The WSCIJ with support from its partner, Free Press Unlimited, carried out a survey between August and September to capture the successes, challenges and impact of the Report Women! Female Reporters Leadership Programme, toward improving the programme in future as more collaborators get on board. Findings from the survey revealed that the project, which has accrued over 1,200 direct and indirect beneficiaries, has achieved its goal exceptionally, having equipped fellows with knowledge and capability for leadership with evidence of increased visibility for the fellows as leaders in their newsrooms as well as changed news organisations’ perception about female leadership and the representation of the voice of women as leaders in news reports among other successes.

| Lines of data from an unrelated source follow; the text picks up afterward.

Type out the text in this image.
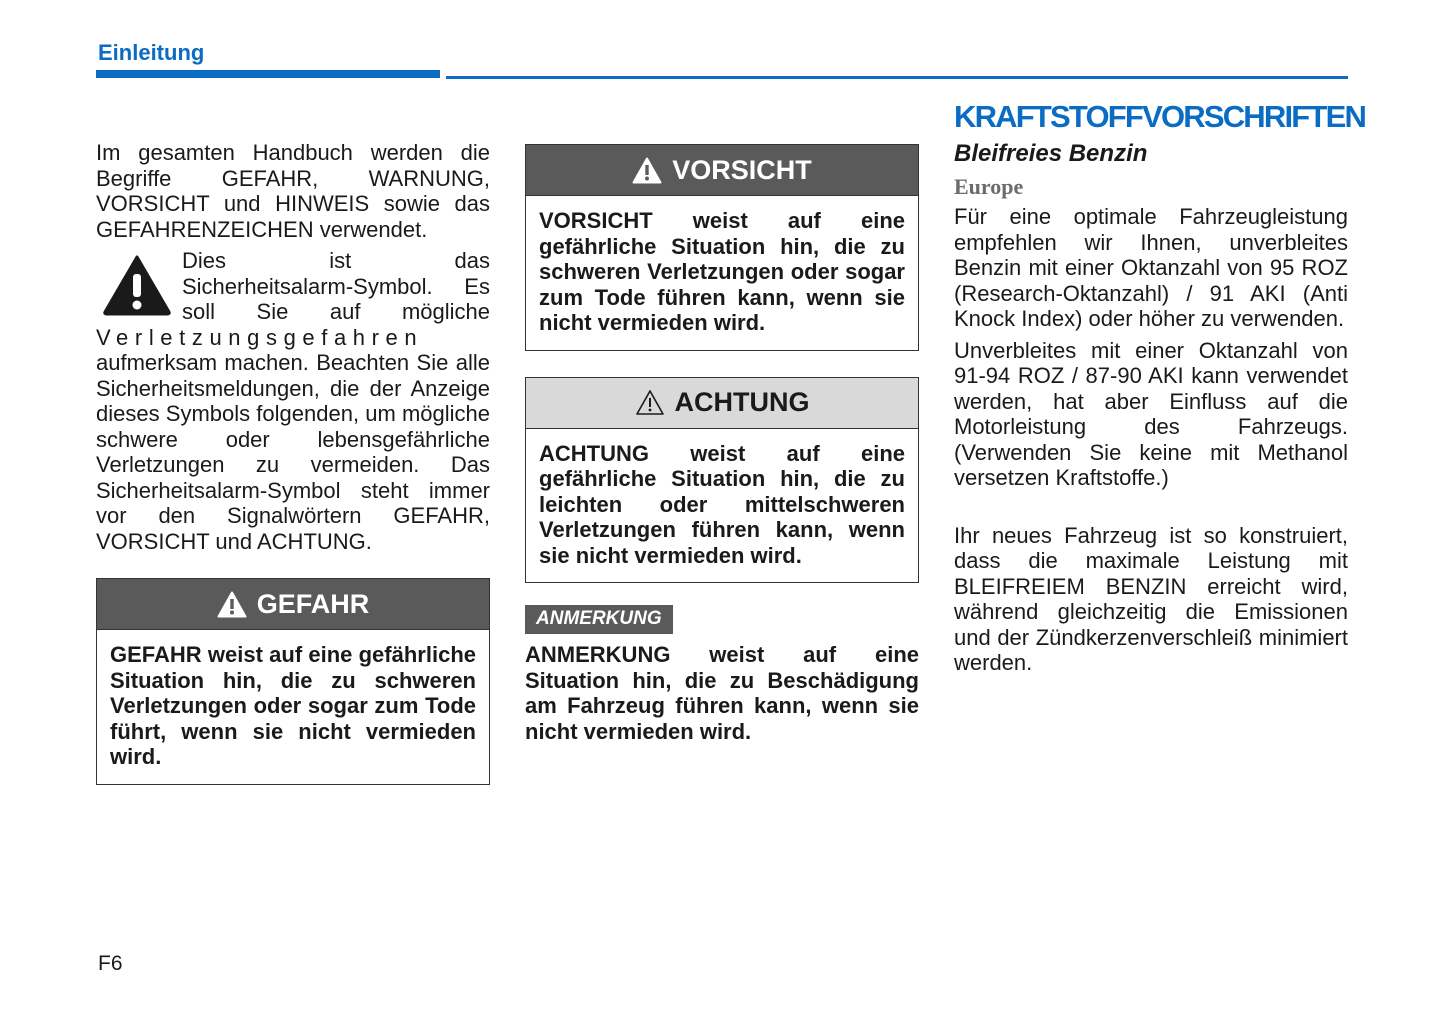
Einleitung

Im gesamten Handbuch werden die Begriffe GEFAHR, WARNUNG, VORSICHT und HINWEIS sowie das GEFAHRENZEICHEN verwendet.

Dies ist das

Sicherheitsalarm-Symbol. Es

soll Sie auf mögliche

Verletzungsgefahren

aufmerksam machen. Beachten Sie alle Sicherheitsmeldungen, die der Anzeige dieses Symbols folgenden, um mögliche schwere oder lebensgefährliche Verletzungen zu vermeiden. Das Sicherheitsalarm-Symbol steht immer vor den Signalwörtern GEFAHR, VORSICHT und ACHTUNG.

GEFAHR
GEFAHR weist auf eine gefährliche Situation hin, die zu schweren Verletzungen oder sogar zum Tode führt, wenn sie nicht vermieden wird.
VORSICHT
VORSICHT weist auf eine gefährliche Situation hin, die zu schweren Verletzungen oder sogar zum Tode führen kann, wenn sie nicht vermieden wird.
ACHTUNG
ACHTUNG weist auf eine gefährliche Situation hin, die zu leichten oder mittelschweren Verletzungen führen kann, wenn sie nicht vermieden wird.
ANMERKUNG

ANMERKUNG weist auf eine Situation hin, die zu Beschädigung am Fahrzeug führen kann, wenn sie nicht vermieden wird.

KRAFTSTOFFVORSCHRIFTEN
Bleifreies Benzin
Europe

Für eine optimale Fahrzeugleistung empfehlen wir Ihnen, unverbleites Benzin mit einer Oktanzahl von 95 ROZ (Research-Oktanzahl) / 91 AKI (Anti Knock Index) oder höher zu verwenden.

Unverbleites mit einer Oktanzahl von 91-94 ROZ / 87-90 AKI kann verwendet werden, hat aber Einfluss auf die Motorleistung des Fahrzeugs. (Verwenden Sie keine mit Methanol versetzen Kraftstoffe.)

Ihr neues Fahrzeug ist so konstruiert, dass die maximale Leistung mit BLEIFREIEM BENZIN erreicht wird, während gleichzeitig die Emissionen und der Zündkerzenverschleiß minimiert werden.

F6
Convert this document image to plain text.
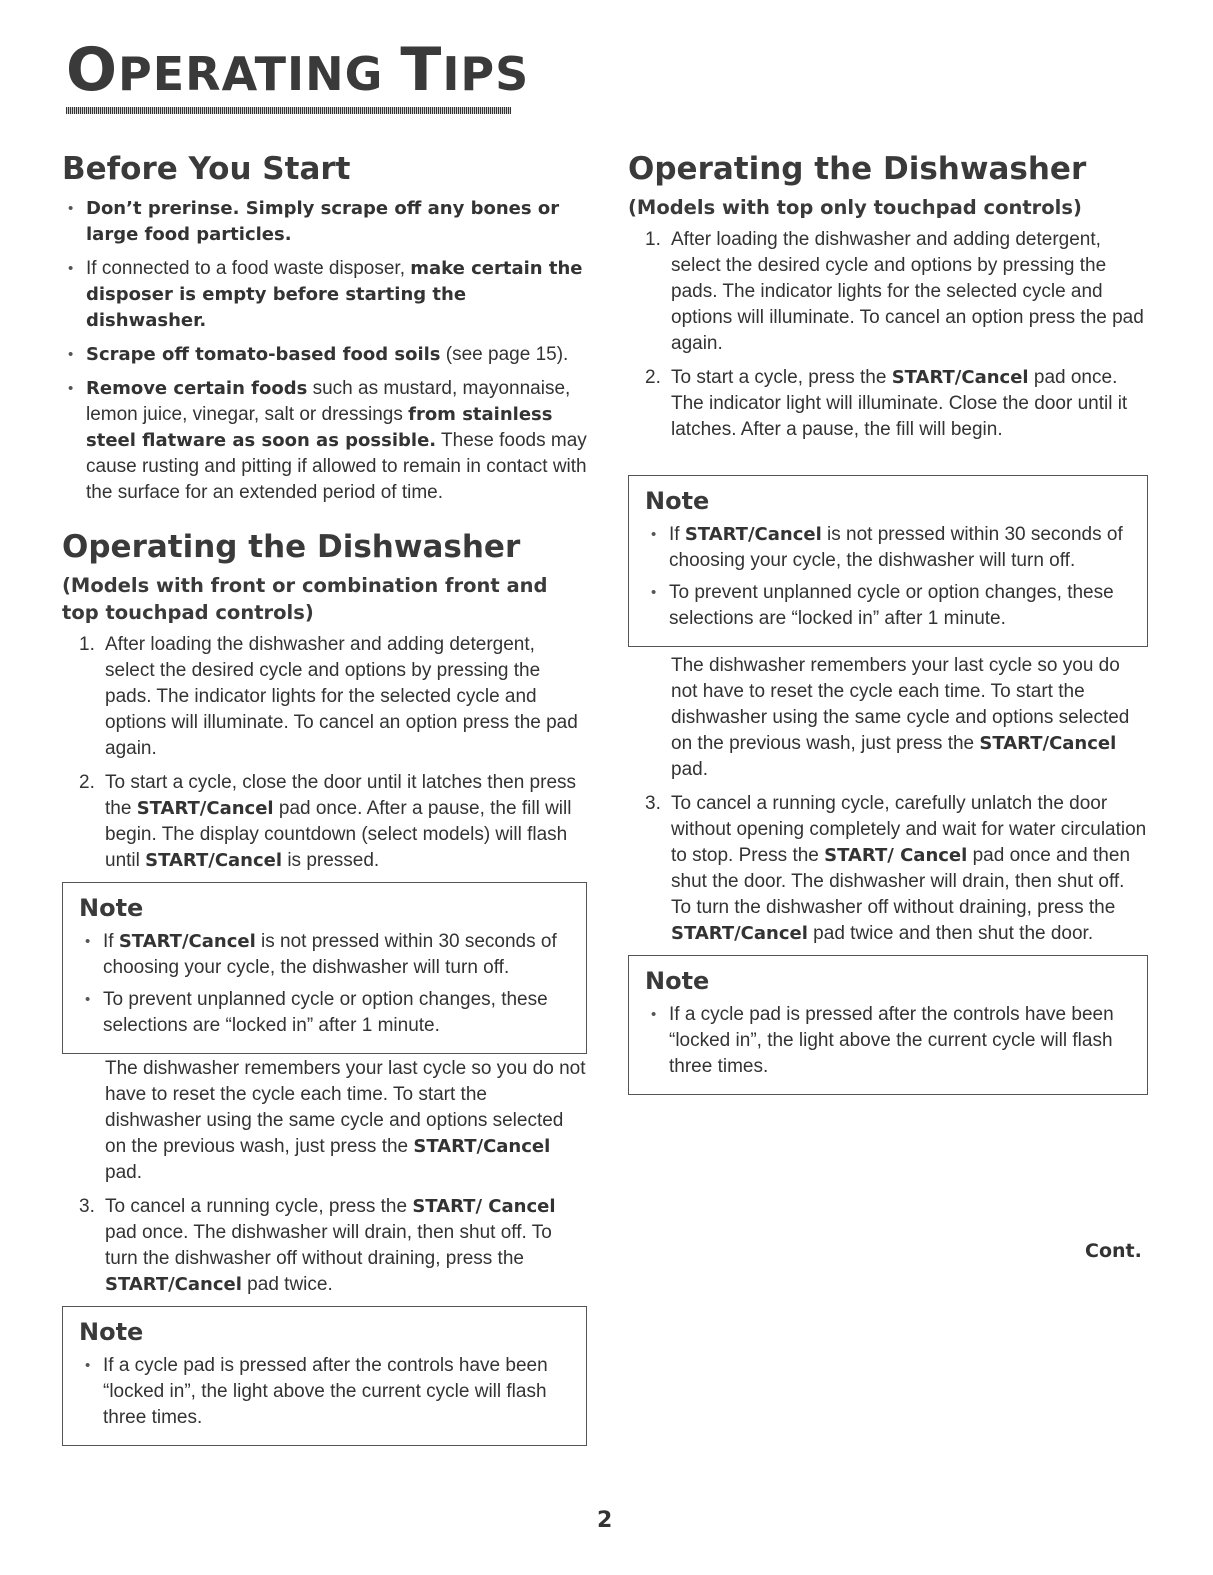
OPERATING TIPS
Before You Start
• Don’t prerinse. Simply scrape off any bones or large food particles.
• If connected to a food waste disposer, make certain the disposer is empty before starting the dishwasher.
• Scrape off tomato-based food soils (see page 15).
• Remove certain foods such as mustard, mayonnaise, lemon juice, vinegar, salt or dressings from stainless steel flatware as soon as possible. These foods may cause rusting and pitting if allowed to remain in contact with the surface for an extended period of time.
Operating the Dishwasher
(Models with front or combination front and top touchpad controls)
1. After loading the dishwasher and adding detergent, select the desired cycle and options by pressing the pads. The indicator lights for the selected cycle and options will illuminate. To cancel an option press the pad again.
2. To start a cycle, close the door until it latches then press the START/Cancel pad once. After a pause, the fill will begin. The display countdown (select models) will flash until START/Cancel is pressed.
Note
• If START/Cancel is not pressed within 30 seconds of choosing your cycle, the dishwasher will turn off.
• To prevent unplanned cycle or option changes, these selections are “locked in” after 1 minute.

The dishwasher remembers your last cycle so you do not have to reset the cycle each time. To start the dishwasher using the same cycle and options selected on the previous wash, just press the START/Cancel pad.

3. To cancel a running cycle, press the START/ Cancel pad once. The dishwasher will drain, then shut off. To turn the dishwasher off without draining, press the START/Cancel pad twice.
Note
• If a cycle pad is pressed after the controls have been “locked in”, the light above the current cycle will flash three times.
Operating the Dishwasher
(Models with top only touchpad controls)
1. After loading the dishwasher and adding detergent, select the desired cycle and options by pressing the pads. The indicator lights for the selected cycle and options will illuminate. To cancel an option press the pad again.
2. To start a cycle, press the START/Cancel pad once. The indicator light will illuminate. Close the door until it latches. After a pause, the fill will begin.
Note
• If START/Cancel is not pressed within 30 seconds of choosing your cycle, the dishwasher will turn off.
• To prevent unplanned cycle or option changes, these selections are “locked in” after 1 minute.

The dishwasher remembers your last cycle so you do not have to reset the cycle each time. To start the dishwasher using the same cycle and options selected on the previous wash, just press the START/Cancel pad.

3. To cancel a running cycle, carefully unlatch the door without opening completely and wait for water circulation to stop. Press the START/ Cancel pad once and then shut the door. The dishwasher will drain, then shut off. To turn the dishwasher off without draining, press the START/Cancel pad twice and then shut the door.
Note
• If a cycle pad is pressed after the controls have been “locked in”, the light above the current cycle will flash three times.
Cont.
2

In October, the WSCIJ played an active part at the 2020 edition of the African Investigative Journalism Conference, with its Executive Director/CEO, Motunrayo Alaka, and some past winners of its award programme, including Fisayo Soyombo, Adekunle Yusuf and Sharon Ijasan, taking up speaking roles at the largest gathering of investigative journalists on the continent. In fulfillment of its commitment towards facilitating international exposure for Soyinka Laureates the centre also sponsored its Wole Soyinka Award for Investigative Reporting (WSAIR) laureates providing access to a full conference package (all sessions).

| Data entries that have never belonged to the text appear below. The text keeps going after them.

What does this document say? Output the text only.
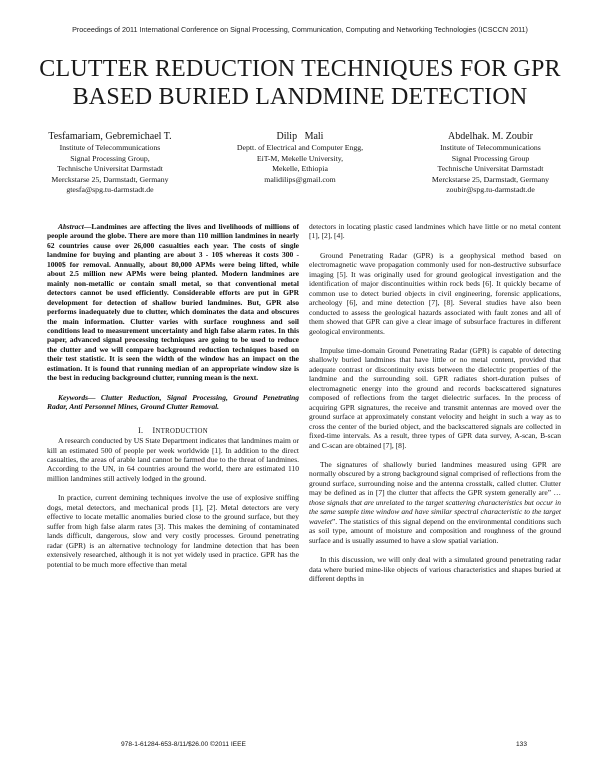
Proceedings of 2011 International Conference on Signal Processing, Communication, Computing and Networking Technologies (ICSCCN 2011)
CLUTTER REDUCTION TECHNIQUES FOR GPR
BASED BURIED LANDMINE DETECTION
Tesfamariam, Gebremichael T.
Institute of Telecommunications
Signal Processing Group,
Technische Universitat Darmstadt
Merckstarse 25, Darmstadt, Germany
gtesfa@spg.tu-darmstadt.de
Dilip   Mali
Deptt. of Electrical and Computer Engg,
EiT-M, Mekelle University,
Mekelle, Ethiopia
malidilips@gmail.com
Abdelhak. M. Zoubir
Institute of Telecommunications
Signal Processing Group
Technische Universitat Darmstadt
Merckstarse 25, Darmstadt, Germany
zoubir@spg.tu-darmstadt.de

Abstract—Landmines are affecting the lives and livelihoods of millions of people around the globe. There are more than 110 million landmines in nearly 62 countries cause over 26,000 casualties each year. The costs of single landmine for buying and planting are about 3 - 10$ whereas it costs 300 - 1000$ for removal. Annually, about 80,000 APMs were being lifted, while about 2.5 million new APMs were being planted. Modern landmines are mainly non-metallic or contain small metal, so that conventional metal detectors cannot be used efficiently. Considerable efforts are put in GPR development for detection of shallow buried landmines. But, GPR also performs inadequately due to clutter, which dominates the data and obscures the main information. Clutter varies with surface roughness and soil conditions lead to measurement uncertainty and high false alarm rates. In this paper, advanced signal processing techniques are going to be used to reduce the clutter and we will compare background reduction techniques based on their test statistic. It is seen the width of the window has an impact on the estimation. It is found that running median of an appropriate window size is the best in reducing background clutter, running mean is the next.

Keywords— Clutter Reduction, Signal Processing, Ground Penetrating Radar, Anti Personnel Mines, Ground Clutter Removal.

I. INTRODUCTION

A research conducted by US State Department indicates that landmines maim or kill an estimated 500 of people per week worldwide [1]. In addition to the direct casualties, the areas of arable land cannot be farmed due to the threat of landmines. According to the UN, in 64 countries around the world, there are estimated 110 million landmines still actively lodged in the ground.

In practice, current demining techniques involve the use of explosive sniffing dogs, metal detectors, and mechanical prods [1], [2]. Metal detectors are very effective to locate metallic anomalies buried close to the ground surface, but they suffer from high false alarm rates [3]. This makes the demining of contaminated lands difficult, dangerous, slow and very costly processes. Ground penetrating radar (GPR) is an alternative technology for landmine detection that has been extensively researched, although it is not yet widely used in practice. GPR has the potential to be much more effective than metal

detectors in locating plastic cased landmines which have little or no metal content [1], [2], [4].

Ground Penetrating Radar (GPR) is a geophysical method based on electromagnetic wave propagation commonly used for non-destructive subsurface imaging [5]. It was originally used for ground geological investigation and the identification of major discontinuities within rock beds [6]. It quickly became of common use to detect buried objects in civil engineering, forensic applications, archeology [6], and mine detection [7], [8]. Several studies have also been conducted to assess the geological hazards associated with fault zones and all of them showed that GPR can give a clear image of subsurface fractures in different geological environments.

Impulse time-domain Ground Penetrating Radar (GPR) is capable of detecting shallowly buried landmines that have little or no metal content, provided that adequate contrast or discontinuity exists between the dielectric properties of the landmine and the surrounding soil. GPR radiates short-duration pulses of electromagnetic energy into the ground and records backscattered signatures composed of reflections from the target dielectric surfaces. In the process of acquiring GPR signatures, the receive and transmit antennas are moved over the ground surface at approximately constant velocity and height in such a way as to cross the center of the buried object, and the backscattered signals are collected in fixed-time intervals. As a result, three types of GPR data survey, A-scan, B-scan and C-scan are obtained [7], [8].

The signatures of shallowly buried landmines measured using GPR are normally obscured by a strong background signal comprised of reflections from the ground surface, surrounding noise and the antenna crosstalk, called clutter. Clutter may be defined as in [7] the clutter that affects the GPR system generally are” … those signals that are unrelated to the target scattering characteristics but occur in the same sample time window and have similar spectral characteristic to the target wavelet”. The statistics of this signal depend on the environmental conditions such as soil type, amount of moisture and composition and roughness of the ground surface and is usually assumed to have a slow spatial variation.

In this discussion, we will only deal with a simulated ground penetrating radar data where buried mine-like objects of various characteristics and shapes buried at different depths in

978-1-61284-653-8/11/$26.00 ©2011 IEEE	133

Still in October, the WSCIJ commissioned three stories as a fallout of the N2 million grant awarded the 2019 runner-up of the Wole Soyinka Award for Investigative Journalism for the television category, Sharon Ijasan, to develop a compendium on child labour and its underlying problems in Nigeria.

December was particularly a busy time at the centre. The WSCIJ held a virtual meeting on on Friday, 4 December with reporters and mentors for a COVID-19 media and access to information project under its Free to Share initiative. The project implemented with support from Free Press Unlimited provides support to journalists and media houses in Nigeria to inform, educate, and debunk misinformation to members of the public about the coronavirus pandemic and its impact on livelihoods through the production of quality public interest content.

Also, in December, the fifteenth edition of the centre’s annual flagship programme, the Wole Soyinka Award for Investigative Reporting, took place, beginning with a two-day In-depth Media Conference themed, ‘Masked not silenced’, where it was asserted that the Nigerian media cannot be silenced, nor its independence diminished by oppression from government, economic challenges, or other trials.

In spite of the pandemic, we trained 267 journalists from 85 media houses through our various programmes, engaged 31 resource persons, and enabled 121 stories through the COVID-19 Reality Check, Child Labour and Free to Share projects. We also rewarded 8 investigative reporters in the year.